NASSAU, BAHAMAS — The Securities Commission of The Bahamas (SCB) last night defended its decision to transfer all digital assets of FTX into digital wallets under its control for the benefit of clients and creditors of FTX Digital Markets.
In a statement, the commission said that it was “unfortunate” that in Chapter 11 filings, the new CEO of FTX Trading Ltd had misrepresented the action.
The SCB said it determined that the customers and creditors of FTX Digital Markets were in need of the protection of the DARE Act on November 10, 2022. The commission suspended FDM’s license to conduct business and subsequently filed a petition before the Bahamian Supreme Court to place FDM into provisional liquidation.
“This action – the first commenced globally against an FTX entity – placed FDM under the control of a court-appointed fiduciary and removed prior management from exercising any authority over FDM,” said the commission.
The commission said it determined that placing FDM into liquidation was not sufficient to protect the customers and creditors of FDM given the nature of digital assets, and the risks associated with hacking and compromise.
“Accordingly, on 12 November 2022, the Commission sought an additional Order from the Supreme Court of The Bahamas for authority under the DARE Act to transfer all digital assets of FTX into digital wallets under the exclusive control of the Commission for the benefit of clients and creditors of FDM,” it continued.
“It is unfortunate that in Chapter 11 filings, the new CEO of FTX Trading Ltd. misrepresented this timely action through the intemperate and inaccurate allegations lodged in the Transfer Motion. It is also concerning that the Chapter 11 debtors chose to rely on the statements of individuals they have (in other filings) characterized as unreliable sources of information and potentially “seriously compromised.”
The commission said: “Further, the statements made by the purported officers of FTX Trading Ltd. and the other purported Chapter 11 debtors – that they have suffered significant thefts, that their systems were compromised, and that they continue to face new hacking attempts – reinforces the wisdom of the Commission’s prompt action to secure these digital assets,” the Commission said.
John Ray III took over as CEO of FTX after its founder Sam Bankman-Fried resigned.
Ray said: “Never in my career have I seen such a complete failure of corporate controls and such a complete absence of trustworthy financial information as occurred here. From compromised systems integrity and faulty regulatory oversight abroad to the concentration of control in the hands of a very small group of inexperienced, unsophisticated, and potentially compromised individuals, this situation is unprecedented.”

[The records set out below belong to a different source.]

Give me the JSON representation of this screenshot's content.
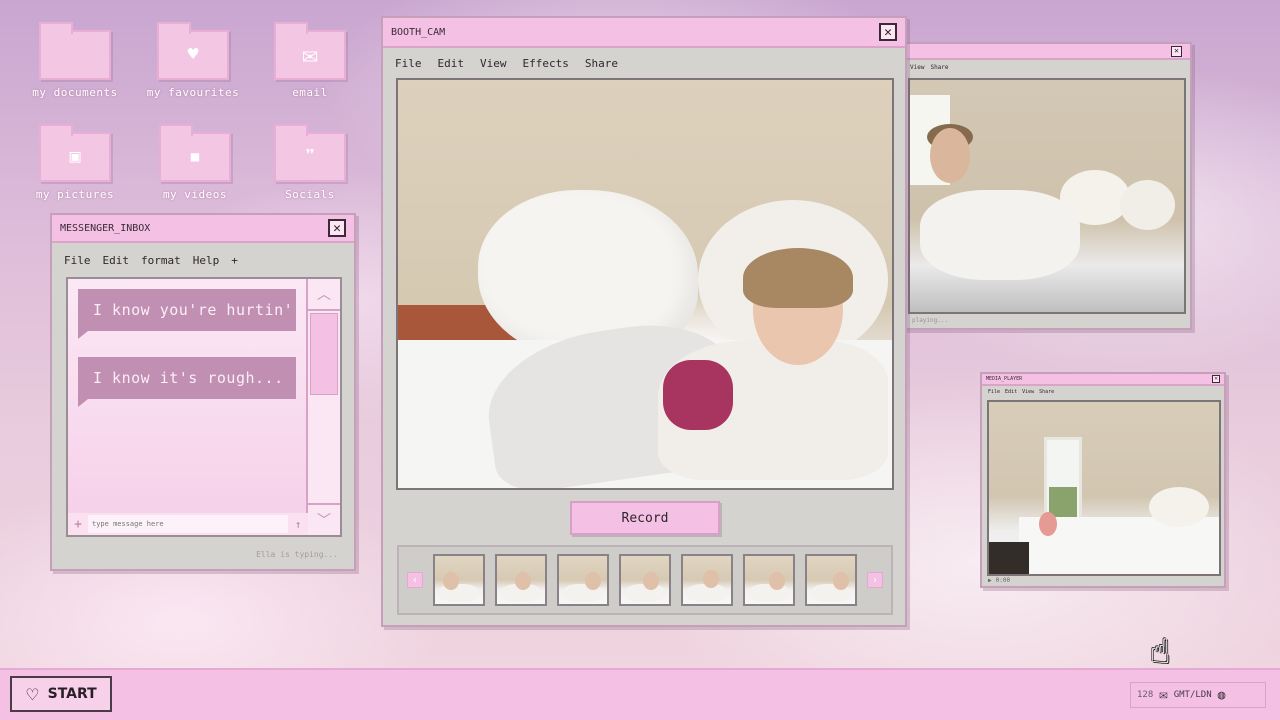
{
  "desktop": {
    "icons": [
      {
        "label": "my documents",
        "glyph": ""
      },
      {
        "label": "my favourites",
        "glyph": "♥"
      },
      {
        "label": "email",
        "glyph": "✉"
      },
      {
        "label": "my pictures",
        "glyph": "▣"
      },
      {
        "label": "my videos",
        "glyph": "■"
      },
      {
        "label": "Socials",
        "glyph": "❞"
      }
    ]
  },
  "booth": {
    "title": "BOOTH_CAM",
    "menu": [
      "File",
      "Edit",
      "View",
      "Effects",
      "Share"
    ],
    "record_label": "Record",
    "prev": "‹",
    "next": "›"
  },
  "messenger": {
    "title": "MESSENGER_INBOX",
    "menu": [
      "File",
      "Edit",
      "format",
      "Help",
      "+"
    ],
    "messages": [
      "I know you're hurtin'",
      "I know it's rough..."
    ],
    "input_placeholder": "type message here",
    "status": "Ella is typing...",
    "plus": "+",
    "send": "↑",
    "scroll_up": "︿",
    "scroll_down": "﹀"
  },
  "video_window": {
    "menu": [
      "View",
      "Share"
    ],
    "footer": "playing..."
  },
  "media_player": {
    "title": "MEDIA_PLAYER",
    "menu": [
      "File",
      "Edit",
      "View",
      "Share"
    ],
    "footer": "0:00"
  },
  "taskbar": {
    "start_label": "START",
    "tray_count": "128",
    "tray_tz": "GMT/LDN"
  },
  "colors": {
    "accent_pink": "#f4c1e4",
    "bubble": "#c08fb2",
    "window_gray": "#d5d3d0"
  }
}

The SCB said that it will continue to evaluate the FTX situation, continue to act in accordance with directions issued by the Supreme Court of The Bahamas, collaborate with other supervisory authorities, and take such further actions as needed to preserve the assets of FDM and to safeguard the interests of customers and creditors of FDM.
“In addition, the Commission will continue to investigate the facts and circumstances regarding FTX’s liquidity crisis and any potential violations of Bahamian law and hold any responsible companies and individuals accountable, in cooperation with other regulatory agencies and law enforcement both in The Bahamas and in other affected countries in connection with their own investigations,” the commission said.
“The Commission also looks forward to continuing to cooperate with the authorities in other jurisdictions to ensure the cooperative and vigorous resolution of all necessary proceedings to effectuate those ends.”
The FTX Chapter 15 bankruptcy petition filed in New York by the Bahamian-appointed joint liquidators has been transferred to a Delaware bankruptcy court.
FTX Trading Ltd. had filed for Chapter 11 bankruptcy in the US Bankruptcy Court for the District of Delaware back on November 11. However, the liquidators appointed by The Bahamas Supreme Court later filed a Chapter 15 suit in the Southern District of New York for FTX Digital Markets its Bahamian subsidiary.
In the first hearing into FTX’s collapse on Tuesday, the provisional liquidators agreed to transfer their bankruptcy case to the Delaware Court.
James Bromley, a partner with Sullivan & Cromwell law firm hired by FTX’s debt holders said during a hearing yesterday that FTX spent around $300 million buying houses in the Bahamas for senior executives. He also claimed that a substantial amount of FTX’s assets are either missing or stolen, calling the FTX the “personal fiefdom” of co-founder Sam Bankman-Fried.
According to court documents, the cryptocurrency exchange owes creditors $3.1 billion. FTX has reportedly claimed in filings that it has between $10 billion and $50 billion in estimated liabilities and assets.
The Securities Commission has taken action to freeze the assets of FTX Digital Markets and related parties, in the wake of the company’s collapse.
FTX moved its headquarters from Hong Kong to The Bahamas last year, and earlier this year announced plans to invest around $60 million towards the development of a boutique hotel, commercial center, and its new headquarters on nearly five acres of land at Bayside Executive Park.